Chevaline, a name that appeared out of the blue in 1979. Chevaline was a project to improve the capability of the Polaris system, while maintaining a nuclear weapons design team in the UK. The Chevaline project was started soon after the Labour government took power in 1964 and continued until the late 1980s, entering service in 1982. Originally called "Super Antelope", it was revealed by the incoming Tory Government in 1979, who while embarking on the Trident programme, opted to further upgrade Chevaline with improved decoys and penetration aids.
By upgrading the penetration aids of the Polaris A2 to produce the A3TKthe UK was able to field a "credible deterrent" capable of tackling targets such as Moscow, which was protected by the "Galosh" ABM system. One of the decoys for Chevaline was called Impala, but was never deployed. In the event Chevaline was the only ballistic missile to employ decoys. Much of the work on Chevaline remains classified, but there are consistent rumours that an official history is being written.
When Polaris was superseded by Trident in the 1990s, some Polaris missiles were donated to museums.
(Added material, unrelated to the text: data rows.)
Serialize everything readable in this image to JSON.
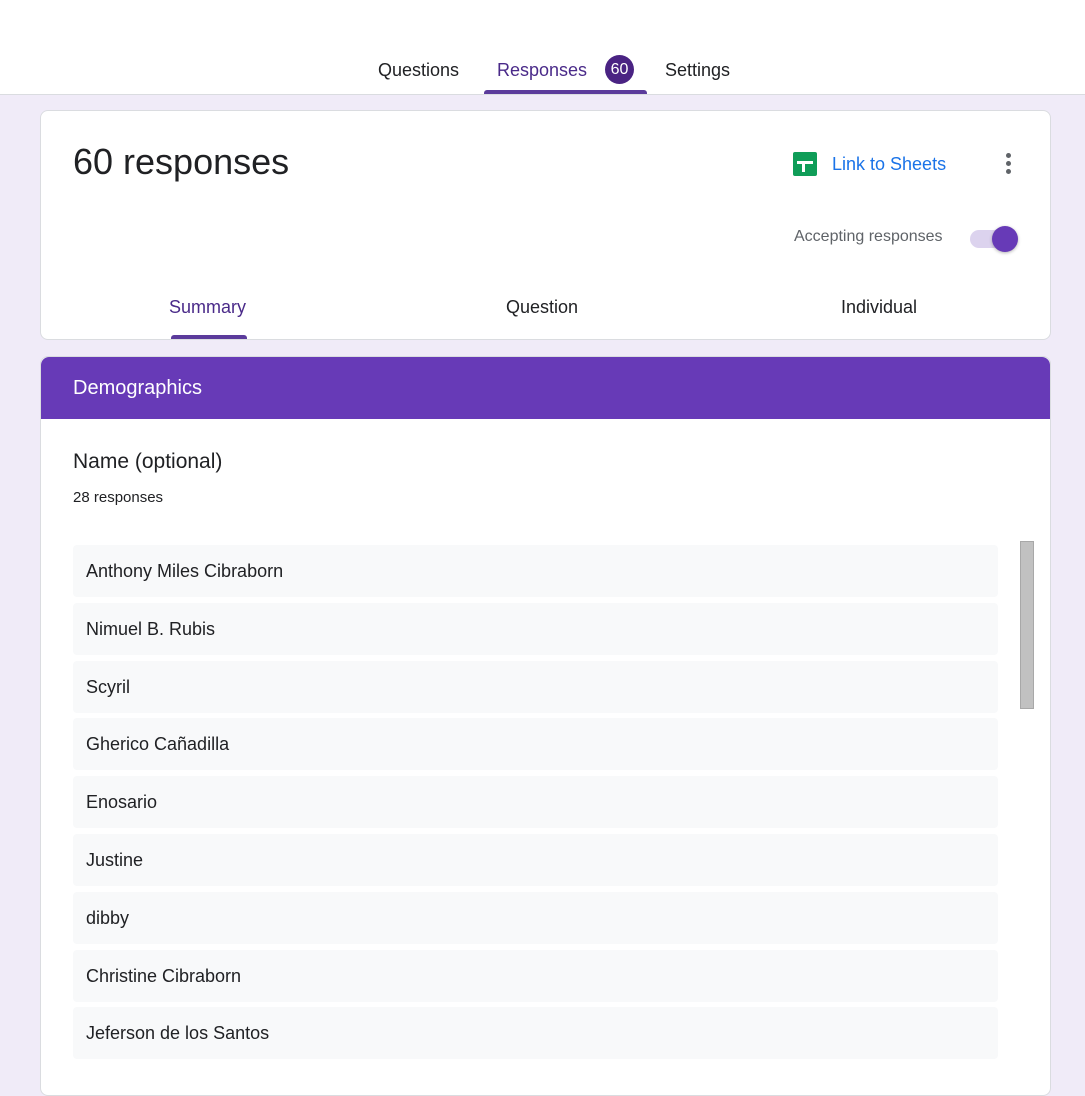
{
  "tabs": {
    "questions": "Questions",
    "responses": "Responses",
    "responses_count": "60",
    "settings": "Settings"
  },
  "summary": {
    "title": "60 responses",
    "link_to_sheets": "Link to Sheets",
    "accepting_label": "Accepting responses",
    "accepting": true,
    "subtabs": [
      "Summary",
      "Question",
      "Individual"
    ],
    "active_subtab": "Summary"
  },
  "section": {
    "title": "Demographics",
    "question": "Name (optional)",
    "response_count": "28 responses",
    "answers": [
      "Anthony Miles Cibraborn",
      "Nimuel B. Rubis",
      "Scyril",
      "Gherico Cañadilla",
      "Enosario",
      "Justine",
      "dibby",
      "Christine Cibraborn",
      "Jeferson de los Santos"
    ]
  },
  "colors": {
    "accent": "#673ab7",
    "active_tab": "#4a2a89",
    "link": "#1a73e8",
    "sheets_green": "#0f9d58",
    "background": "#f0ebf8"
  },
  "icons": [
    "sheets-icon",
    "more-vert-icon"
  ]
}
The example shown here is displayed in the Museum of Flight at East Fortune.
The photos below show the interior of the Chevaline warhead bus known as the Penetration Aid Carrier (PAC). This is shown minus the re-entry vehicles that would fit in the recesses in the bus. Note the small rocket motors in the nose for maneuvering the bus. The PAC was described as a mini spacecraft in its own right, capable of maneuvering in its own right and deploying decoys and chaff. The PAC in the photos is on display at the Bristol Collection at RAF Kemble.